Professionalism was as much a taboo in the early games as doping is today. Even more so. Though the reasons are completely hokey. The ancient Greeks' interpretation of professionalism was different than ours. They saw a professional as someone performing for money, not someone performing for pride, heart, or the passion of the game. To them, professionals were scorned; people chasing something much lower (money) than the lofty ideal of human perfection. In addition, it was reasoned that professionals could not be trusted. Like mercenaries, they held no loyalties and no convictions. They traversed to where the money was. Thus, amateurs only were permitted, to preserve the purity and sanctity of the Games.

In the modern era, professionalism and amatuerism was wrapped around a more practical and somewhat sleazier angle: it was to preserve the delicate social order of snobbish Victorian society. Invented in the mid-19th century for the emerging field sports of association football and Rugby, amateurism was classism, pure and simple. It was a way to prevent the upper classes from mingling--much less competing--with commoners, and the Olympics, the bastion of amateurism, reflected such aristocratic bias in making things habitually difficult for the working class to participate. The modern Olympic definition of amateurism, vaguely defined and of British origin (not Greek), slowly began crumbling as the skill level of the Games and the standard for achievement escalated over the course of the 20th century into a full-time commitment, and communist countries, who acknowledged no distinction in such an outmoded concept, held a gross advantage over capitalist ones.

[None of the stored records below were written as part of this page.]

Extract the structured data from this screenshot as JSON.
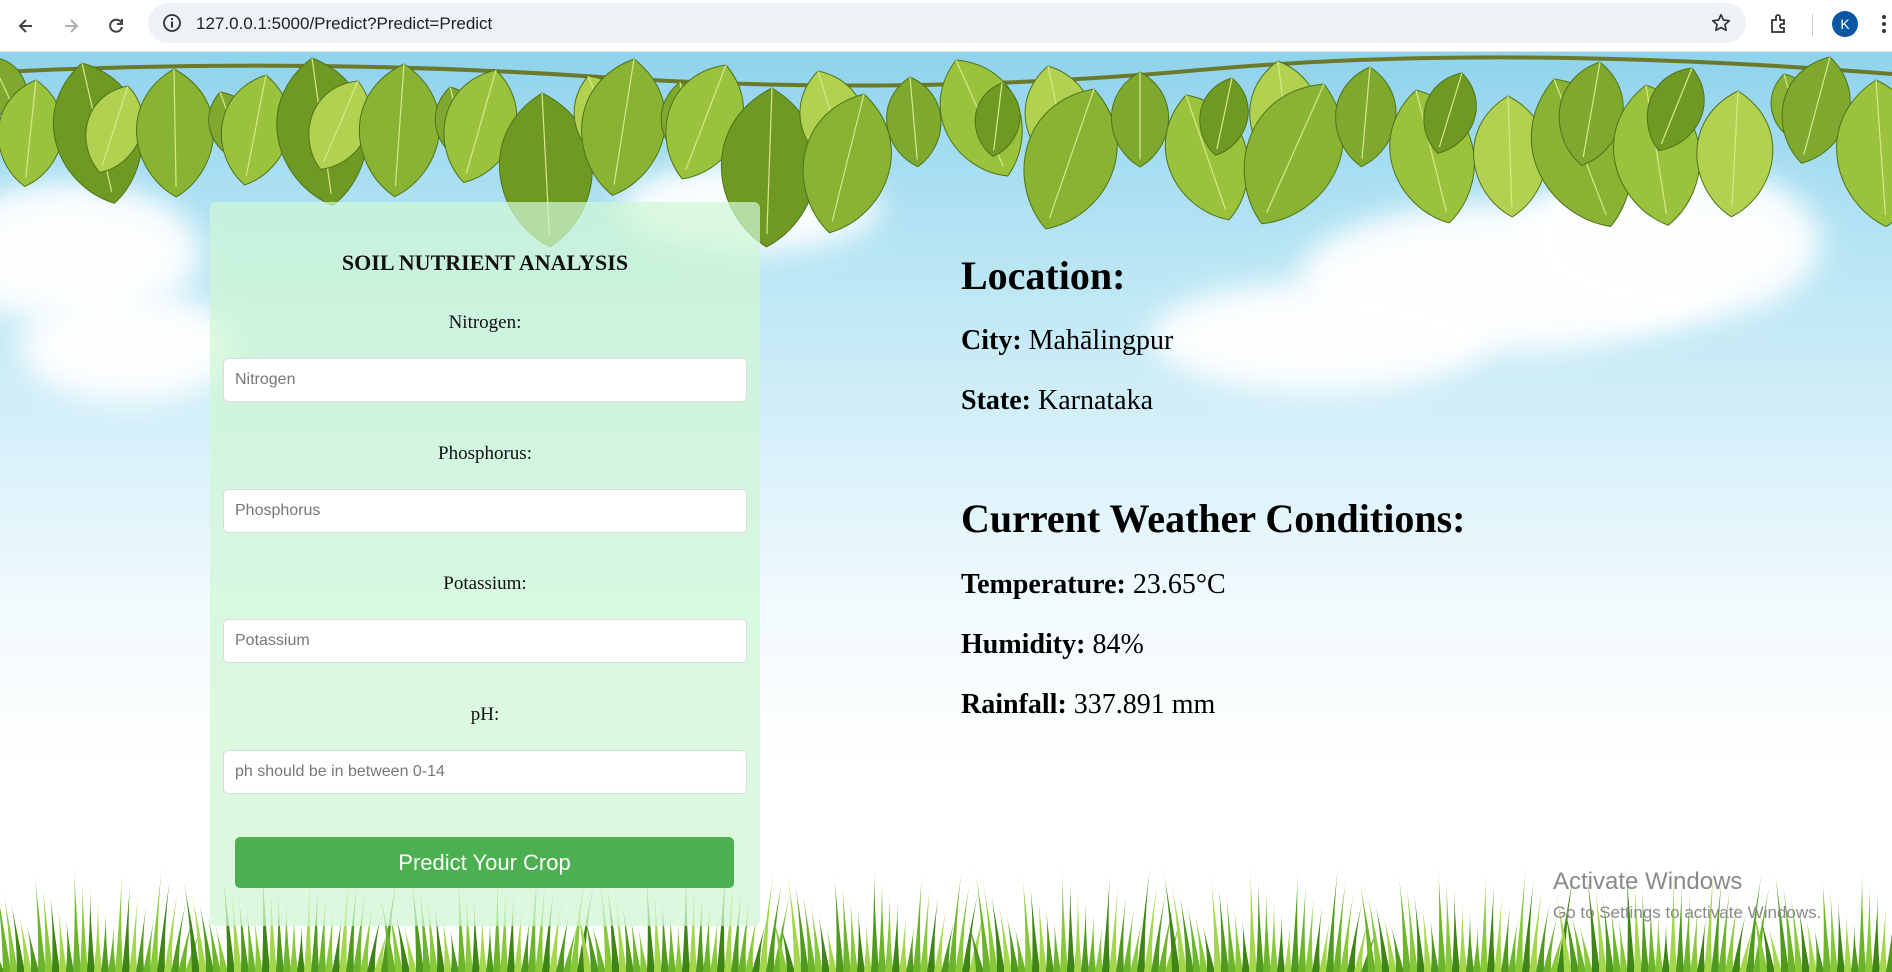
{
  "browser": {
    "url": "127.0.0.1:5000/Predict?Predict=Predict",
    "profile_initial": "K",
    "icons": [
      "back-arrow-icon",
      "forward-arrow-icon",
      "reload-icon",
      "info-icon",
      "star-icon",
      "extensions-icon",
      "more-vert-icon"
    ]
  },
  "form": {
    "title": "SOIL NUTRIENT ANALYSIS",
    "fields": [
      {
        "label": "Nitrogen:",
        "placeholder": "Nitrogen",
        "value": ""
      },
      {
        "label": "Phosphorus:",
        "placeholder": "Phosphorus",
        "value": ""
      },
      {
        "label": "Potassium:",
        "placeholder": "Potassium",
        "value": ""
      },
      {
        "label": "pH:",
        "placeholder": "ph should be in between 0-14",
        "value": ""
      }
    ],
    "submit_label": "Predict Your Crop",
    "button_color": "#4caf50"
  },
  "location": {
    "heading": "Location:",
    "city_label": "City:",
    "city": "Mahālingpur",
    "state_label": "State:",
    "state": "Karnataka"
  },
  "weather": {
    "heading": "Current Weather Conditions:",
    "temperature_label": "Temperature:",
    "temperature": "23.65°C",
    "humidity_label": "Humidity:",
    "humidity": "84%",
    "rainfall_label": "Rainfall:",
    "rainfall": "337.891 mm"
  },
  "watermark": {
    "title": "Activate Windows",
    "subtitle": "Go to Settings to activate Windows."
  }
}
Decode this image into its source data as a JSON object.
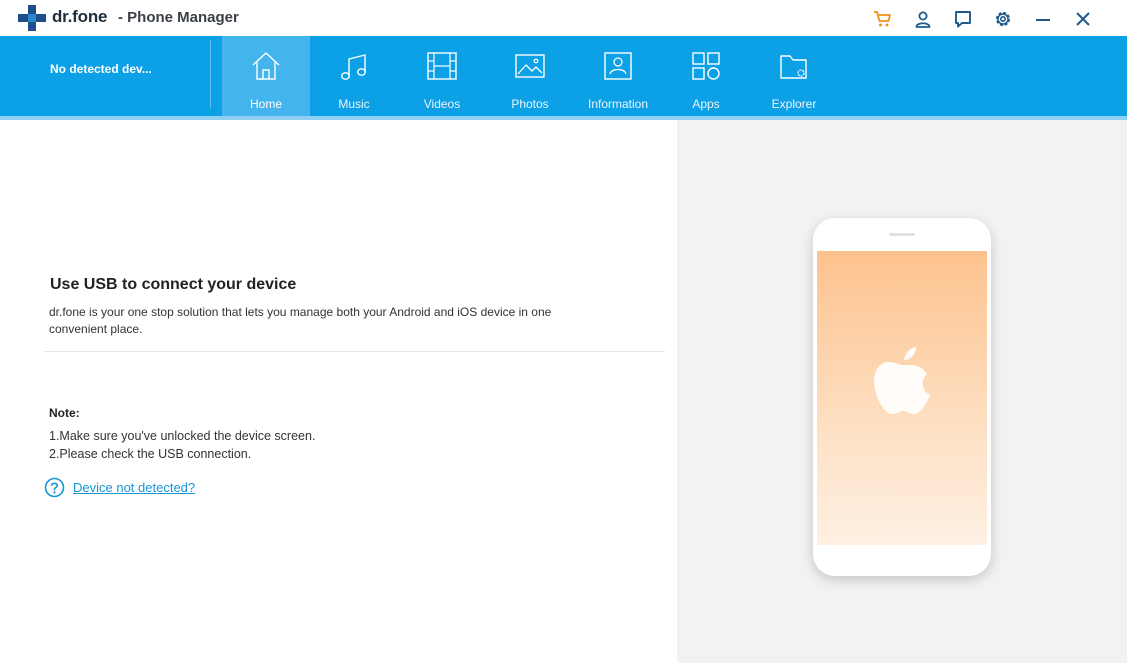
{
  "app": {
    "brand": "dr.fone",
    "title": "- Phone Manager"
  },
  "window_controls": {
    "icons": [
      "cart-icon",
      "user-icon",
      "feedback-icon",
      "settings-icon",
      "minimize-icon",
      "close-icon"
    ],
    "cart_color": "#f0901a",
    "icon_color": "#1f5a8c"
  },
  "nav": {
    "device_label": "No detected dev...",
    "bar_color": "#0ca0e6",
    "tabs": [
      {
        "label": "Home",
        "icon": "home-icon",
        "active": true
      },
      {
        "label": "Music",
        "icon": "music-icon",
        "active": false
      },
      {
        "label": "Videos",
        "icon": "video-icon",
        "active": false
      },
      {
        "label": "Photos",
        "icon": "photo-icon",
        "active": false
      },
      {
        "label": "Information",
        "icon": "contact-icon",
        "active": false
      },
      {
        "label": "Apps",
        "icon": "apps-icon",
        "active": false
      },
      {
        "label": "Explorer",
        "icon": "folder-icon",
        "active": false
      }
    ]
  },
  "main": {
    "heading": "Use USB to connect your device",
    "description": "dr.fone is your one stop solution that lets you manage both your Android and iOS device in one convenient place.",
    "note_title": "Note:",
    "notes": [
      "1.Make sure you've unlocked the device screen.",
      "2.Please check the USB connection."
    ],
    "help_link": "Device not detected?",
    "link_color": "#1596d6"
  },
  "device_illustration": {
    "icon": "apple-logo-icon"
  }
}
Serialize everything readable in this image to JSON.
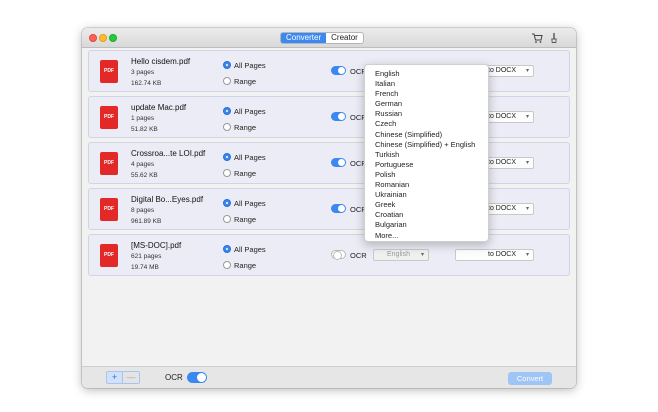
{
  "toolbar": {
    "tabs": [
      {
        "label": "Converter",
        "active": true
      },
      {
        "label": "Creator",
        "active": false
      }
    ],
    "icons": [
      "cart-icon",
      "brush-icon"
    ]
  },
  "files": [
    {
      "icon_text": "PDF",
      "name": "Hello cisdem.pdf",
      "pages": "3 pages",
      "size": "162.74 KB",
      "all_pages": "All Pages",
      "range": "Range",
      "ocr_label": "OCR",
      "ocr_on": true,
      "language": "English",
      "format": "to DOCX"
    },
    {
      "icon_text": "PDF",
      "name": "update Mac.pdf",
      "pages": "1 pages",
      "size": "51.82 KB",
      "all_pages": "All Pages",
      "range": "Range",
      "ocr_label": "OCR",
      "ocr_on": true,
      "language": "English",
      "format": "to DOCX"
    },
    {
      "icon_text": "PDF",
      "name": "Crossroa...te LOI.pdf",
      "pages": "4 pages",
      "size": "55.62 KB",
      "all_pages": "All Pages",
      "range": "Range",
      "ocr_label": "OCR",
      "ocr_on": true,
      "language": "English",
      "format": "to DOCX"
    },
    {
      "icon_text": "PDF",
      "name": "Digital Bo...Eyes.pdf",
      "pages": "8 pages",
      "size": "961.89 KB",
      "all_pages": "All Pages",
      "range": "Range",
      "ocr_label": "OCR",
      "ocr_on": true,
      "language": "English",
      "format": "to DOCX"
    },
    {
      "icon_text": "PDF",
      "name": "[MS-DOC].pdf",
      "pages": "621 pages",
      "size": "19.74 MB",
      "all_pages": "All Pages",
      "range": "Range",
      "ocr_label": "OCR",
      "ocr_on": false,
      "language": "English",
      "format": "to DOCX"
    }
  ],
  "language_menu": [
    "English",
    "Italian",
    "French",
    "German",
    "Russian",
    "Czech",
    "Chinese (Simplified)",
    "Chinese (Simplified) + English",
    "Turkish",
    "Portuguese",
    "Polish",
    "Romanian",
    "Ukrainian",
    "Greek",
    "Croatian",
    "Bulgarian",
    "More..."
  ],
  "bottom": {
    "add_label": "+",
    "remove_label": "—",
    "ocr_label": "OCR",
    "ocr_on": true,
    "convert_label": "Convert"
  },
  "colors": {
    "accent": "#3b88f0",
    "pdf_icon": "#e32828",
    "row_bg": "#ececf6"
  }
}
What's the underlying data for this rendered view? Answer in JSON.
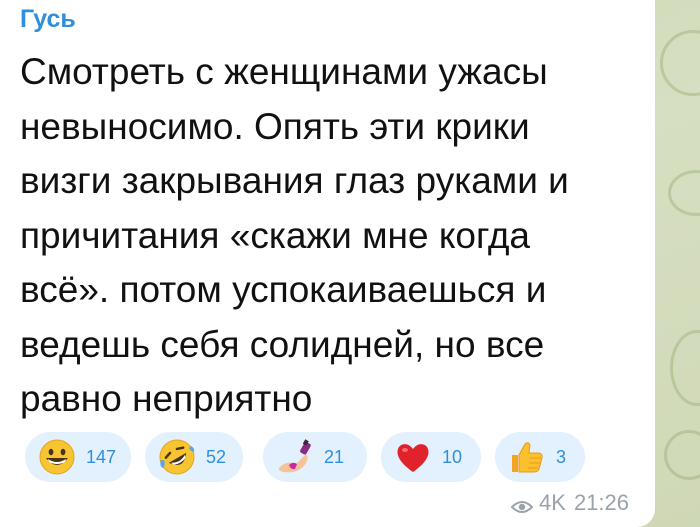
{
  "message": {
    "sender": "Гусь",
    "lines": [
      "Смотреть с женщинами ужасы",
      "невыносимо. Опять эти крики",
      "визги закрывания глаз руками и",
      "причитания «скажи мне когда",
      "всё». потом успокаиваешься и",
      "ведешь себя солидней, но все",
      "равно неприятно"
    ],
    "views": "4K",
    "time": "21:26"
  },
  "reactions": [
    {
      "emoji": "grinning-face-icon",
      "count": "147"
    },
    {
      "emoji": "rolling-on-floor-laughing-icon",
      "count": "52"
    },
    {
      "emoji": "nail-polish-icon",
      "count": "21"
    },
    {
      "emoji": "red-heart-icon",
      "count": "10"
    },
    {
      "emoji": "thumbs-up-icon",
      "count": "3"
    }
  ],
  "colors": {
    "sender": "#2f8fdd",
    "reaction_bg": "#e3f0fd",
    "reaction_count": "#2f8fdd",
    "meta": "#9aa3ad"
  }
}
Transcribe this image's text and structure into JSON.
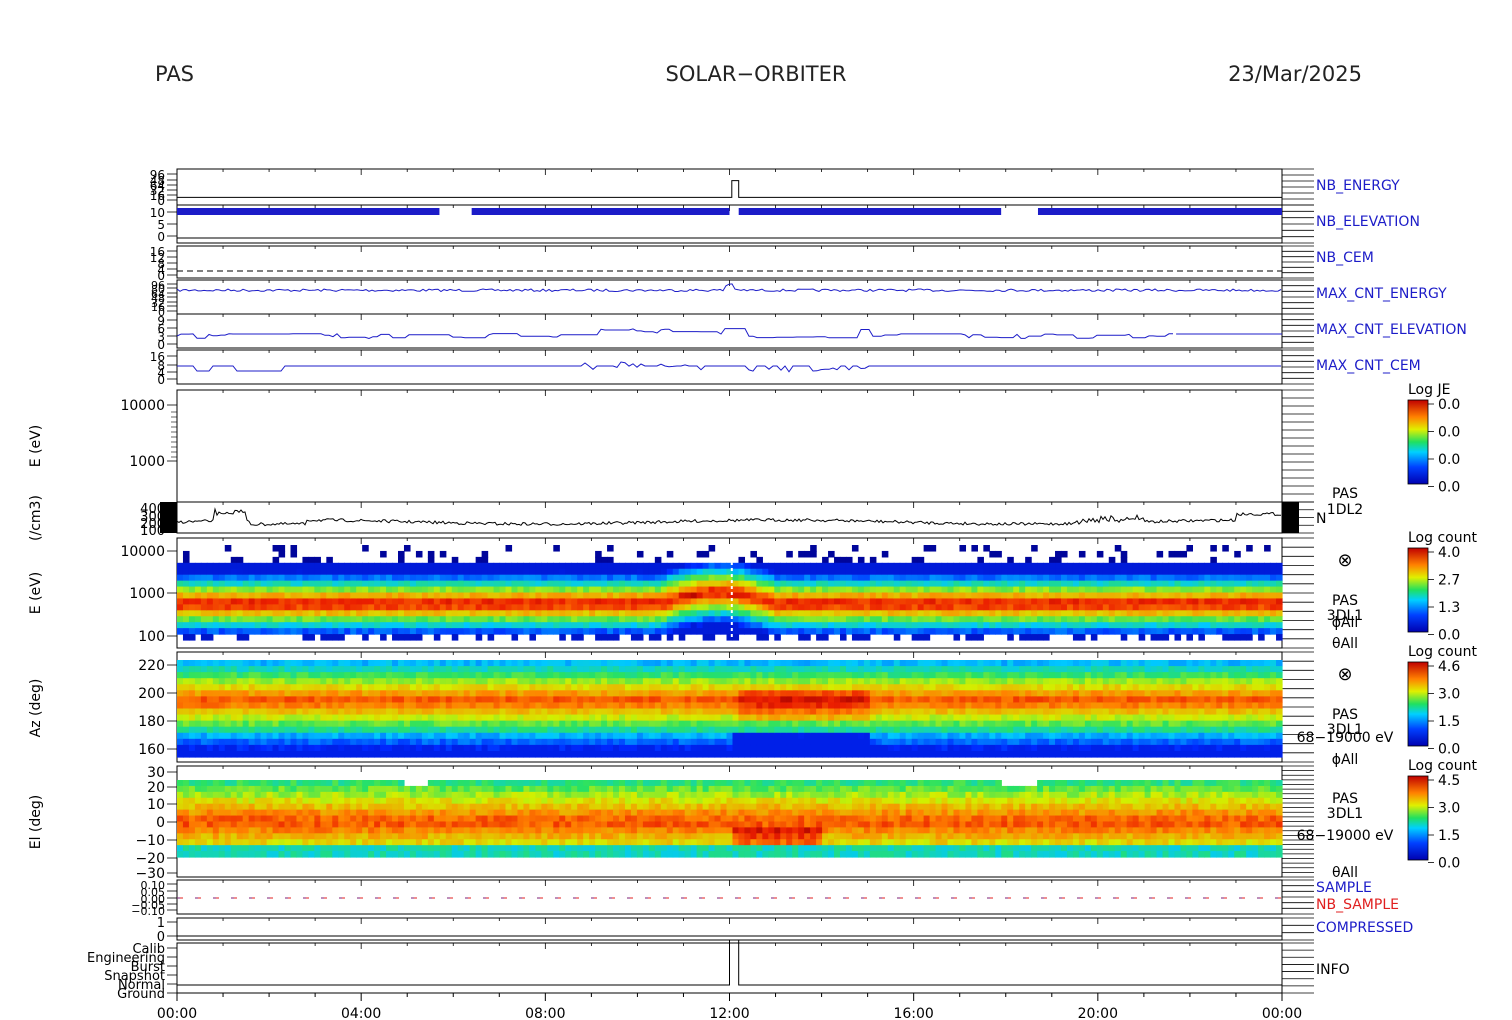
{
  "header": {
    "instrument": "PAS",
    "mission": "SOLAR−ORBITER",
    "date": "23/Mar/2025"
  },
  "chart_data": {
    "type": "heatmap",
    "title": "SOLAR−ORBITER",
    "x_ticks": [
      "00:00",
      "04:00",
      "08:00",
      "12:00",
      "16:00",
      "20:00",
      "00:00"
    ],
    "x_range_hours": [
      0,
      24
    ],
    "colors": {
      "trace": "#1c1cc8",
      "ground": "#000000",
      "nb_sample": "#e02020"
    },
    "panels": [
      {
        "id": "nb_energy",
        "label": "NB_ENERGY",
        "label_color": "#1c1cc8",
        "y_ticks": [
          "96",
          "48",
          "64",
          "32",
          "16",
          "0"
        ],
        "series": [
          [
            0,
            0.15
          ],
          [
            12.05,
            0.15
          ],
          [
            12.05,
            0.85
          ],
          [
            12.2,
            0.85
          ],
          [
            12.2,
            0.15
          ],
          [
            24,
            0.15
          ]
        ]
      },
      {
        "id": "nb_elevation",
        "label": "NB_ELEVATION",
        "label_color": "#1c1cc8",
        "y_ticks": [
          "10",
          "5",
          "0"
        ],
        "dense_segments": [
          [
            0,
            5.7
          ],
          [
            6.4,
            12.0
          ],
          [
            12.2,
            17.9
          ],
          [
            18.7,
            24
          ]
        ]
      },
      {
        "id": "nb_cem",
        "label": "NB_CEM",
        "label_color": "#1c1cc8",
        "y_ticks": [
          "16",
          "12",
          "8",
          "4",
          "0"
        ]
      },
      {
        "id": "max_cnt_energy",
        "label": "MAX_CNT_ENERGY",
        "label_color": "#1c1cc8",
        "y_ticks": [
          "96",
          "80",
          "64",
          "48",
          "32",
          "16",
          "0"
        ]
      },
      {
        "id": "max_cnt_elevation",
        "label": "MAX_CNT_ELEVATION",
        "label_color": "#1c1cc8",
        "y_ticks": [
          "9",
          "6",
          "3",
          "0"
        ]
      },
      {
        "id": "max_cnt_cem",
        "label": "MAX_CNT_CEM",
        "label_color": "#1c1cc8",
        "y_ticks": [
          "16",
          "8",
          "4",
          "0"
        ]
      },
      {
        "id": "je",
        "ylabel": "E (eV)",
        "y_ticks": [
          "10000",
          "1000"
        ],
        "colorbar": {
          "title": "Log JE",
          "ticks": [
            "0.0",
            "0.0",
            "0.0",
            "0.0"
          ]
        }
      },
      {
        "id": "density",
        "ylabel": "(/cm3)",
        "y_ticks": [
          "400",
          "300",
          "200",
          "100"
        ],
        "label": "N",
        "annotation": [
          "PAS",
          "1DL2"
        ]
      },
      {
        "id": "energy_spectrogram",
        "ylabel": "E (eV)",
        "y_ticks": [
          "10000",
          "1000",
          "100"
        ],
        "colorbar": {
          "title": "Log count",
          "ticks": [
            "4.0",
            "2.7",
            "1.3",
            "0.0"
          ]
        },
        "annotation": [
          "PAS",
          "3DL1",
          "ϕAll",
          "θAll"
        ]
      },
      {
        "id": "azimuth_spectrogram",
        "ylabel": "Az (deg)",
        "y_ticks": [
          "220",
          "200",
          "180",
          "160"
        ],
        "colorbar": {
          "title": "Log count",
          "ticks": [
            "4.6",
            "3.0",
            "1.5",
            "0.0"
          ]
        },
        "annotation": [
          "PAS",
          "3DL1",
          "68−19000 eV",
          "ϕAll"
        ]
      },
      {
        "id": "elevation_spectrogram",
        "ylabel": "El (deg)",
        "y_ticks": [
          "30",
          "20",
          "10",
          "0",
          "−10",
          "−20",
          "−30"
        ],
        "colorbar": {
          "title": "Log count",
          "ticks": [
            "4.5",
            "3.0",
            "1.5",
            "0.0"
          ]
        },
        "annotation": [
          "PAS",
          "3DL1",
          "68−19000 eV",
          "θAll"
        ]
      },
      {
        "id": "sample",
        "labels": [
          "SAMPLE",
          "NB_SAMPLE"
        ],
        "label_colors": [
          "#1c1cc8",
          "#e02020"
        ],
        "y_ticks": [
          "0.10",
          "0.05",
          "0.00",
          "−0.05",
          "−0.10"
        ]
      },
      {
        "id": "compressed",
        "label": "COMPRESSED",
        "label_color": "#1c1cc8",
        "y_ticks": [
          "1",
          "0"
        ]
      },
      {
        "id": "info",
        "label": "INFO",
        "label_color": "#1c1cc8",
        "y_ticks": [
          "Calib",
          "Engineering",
          "Burst",
          "Snapshot",
          "Normal",
          "Ground"
        ],
        "series": [
          [
            0,
            "Ground"
          ],
          [
            12.0,
            "Ground"
          ],
          [
            12.0,
            "Calib"
          ],
          [
            12.2,
            "Calib"
          ],
          [
            12.2,
            "Ground"
          ],
          [
            24,
            "Ground"
          ]
        ]
      }
    ]
  }
}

With the breaking down of the amateur/professional barriers in the last 20 years and the transforming of the Olympics into a "best against the best, bar none" affair, this controversy seems archaic and silly in hindsight. But it was exemplary of how far the IOC was willing to go to maintain the social order--even if it meant dispatching arguably the greatest athlete of the first half of the twentieth century. This is like kicking out Michael Phelps and stripping away his medals because he eats with his mouth open. Dummies.